Early Bactericidal Activity of Different Isoniazid Doses for Drug-Resistant Tuberculosis (INHindsight): A Randomized, Open-Label Clinical Trial

Abstract
Rationale: High-dose isoniazid is recommended in short-course regimens for multidrug-resistant tuberculosis (TB). The optimal dose of isoniazid and its individual contribution to efficacy against TB strains with inhA or katG mutations are unknown. Objectives: To define the optimal dose of isoniazid for patients with isoniazid-resistant TB mediated by inhA mutations. Methods: AIDS Clinical Trials Group A5312 is a phase 2A, open-label trial in which individuals with smear-positive pulmonary TB with isoniazid resistance mediated by an inhA mutation were randomized to receive isoniazid 5, 10, or 15 mg/kg daily for 7 days (inhA group), and control subjects with drugsensitive TB received the standard dose (5 mg/kg/d). Overnight sputum cultures were collected daily. The 7-day early bactericidal activity (EBA) of isoniazid was estimated as the average daily change in log(10) cfu on solid media (EBA(cfu0-7)) or as time to positivity (TTP) in liquid media in hours (EBA(TTP0-7)) using nonlinear mixed-effects models. Measurements and Main Results: Fifty-nine participants (88% with cavitary disease, 20% HIV-positive, 16 with isoniazid-sensitive TB, and 43 with isoniazid-monoresistant or multidrug-resistant TB) were enrolled at one site in South Africa.

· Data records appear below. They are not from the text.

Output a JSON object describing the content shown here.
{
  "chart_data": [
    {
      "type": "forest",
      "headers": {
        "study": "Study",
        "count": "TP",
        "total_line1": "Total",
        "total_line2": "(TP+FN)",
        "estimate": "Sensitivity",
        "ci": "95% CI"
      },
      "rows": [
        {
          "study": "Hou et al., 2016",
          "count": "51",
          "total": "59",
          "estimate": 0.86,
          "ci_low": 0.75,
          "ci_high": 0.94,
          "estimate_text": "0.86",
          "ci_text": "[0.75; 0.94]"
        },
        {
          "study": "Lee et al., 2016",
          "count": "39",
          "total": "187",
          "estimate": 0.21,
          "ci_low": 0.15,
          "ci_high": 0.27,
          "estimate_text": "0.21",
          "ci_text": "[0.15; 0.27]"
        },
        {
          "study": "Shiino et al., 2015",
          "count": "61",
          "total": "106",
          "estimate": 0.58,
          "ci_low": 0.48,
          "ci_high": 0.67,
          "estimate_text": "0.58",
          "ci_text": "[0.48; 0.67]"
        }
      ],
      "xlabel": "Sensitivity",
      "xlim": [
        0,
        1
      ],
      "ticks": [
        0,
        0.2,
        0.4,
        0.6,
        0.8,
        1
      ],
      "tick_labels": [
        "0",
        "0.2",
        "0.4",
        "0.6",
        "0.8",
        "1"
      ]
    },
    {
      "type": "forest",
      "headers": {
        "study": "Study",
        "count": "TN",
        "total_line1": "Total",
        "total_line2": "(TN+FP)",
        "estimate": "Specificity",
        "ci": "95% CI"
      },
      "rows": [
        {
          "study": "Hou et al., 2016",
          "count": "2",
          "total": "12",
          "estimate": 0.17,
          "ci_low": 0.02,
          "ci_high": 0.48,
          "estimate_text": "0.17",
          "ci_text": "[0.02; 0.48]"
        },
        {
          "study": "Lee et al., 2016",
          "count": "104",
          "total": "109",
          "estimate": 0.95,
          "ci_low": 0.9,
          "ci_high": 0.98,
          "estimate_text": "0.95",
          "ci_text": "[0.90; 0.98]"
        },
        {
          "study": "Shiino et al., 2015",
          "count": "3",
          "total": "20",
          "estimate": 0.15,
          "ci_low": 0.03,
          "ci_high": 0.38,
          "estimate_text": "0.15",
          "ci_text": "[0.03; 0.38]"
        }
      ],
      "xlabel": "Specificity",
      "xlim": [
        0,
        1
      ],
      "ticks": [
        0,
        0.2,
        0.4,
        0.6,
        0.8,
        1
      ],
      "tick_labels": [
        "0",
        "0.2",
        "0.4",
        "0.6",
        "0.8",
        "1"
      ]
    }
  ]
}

The mean EBA(cfu0-7) at doses of 5, 10, and 15 mg/kg in the inhA group was 0.07, 0.17, and 0.22 log(10) cfu/ml/d, respectively, and 0.16 log(10) cfu/ml/d in control subjects. EBA(TT)(P0-7) patterns were similar. There were no drug-related grade >= 3 adverse events. Conclusions: Isoniazid 10-15 mg/kg daily had activity against TB strains with inhA mutations similar to that of 5 mg/kg against drug-sensitive strains. The activity of high-dose isoniazid against strains with katG mutations will be explored next.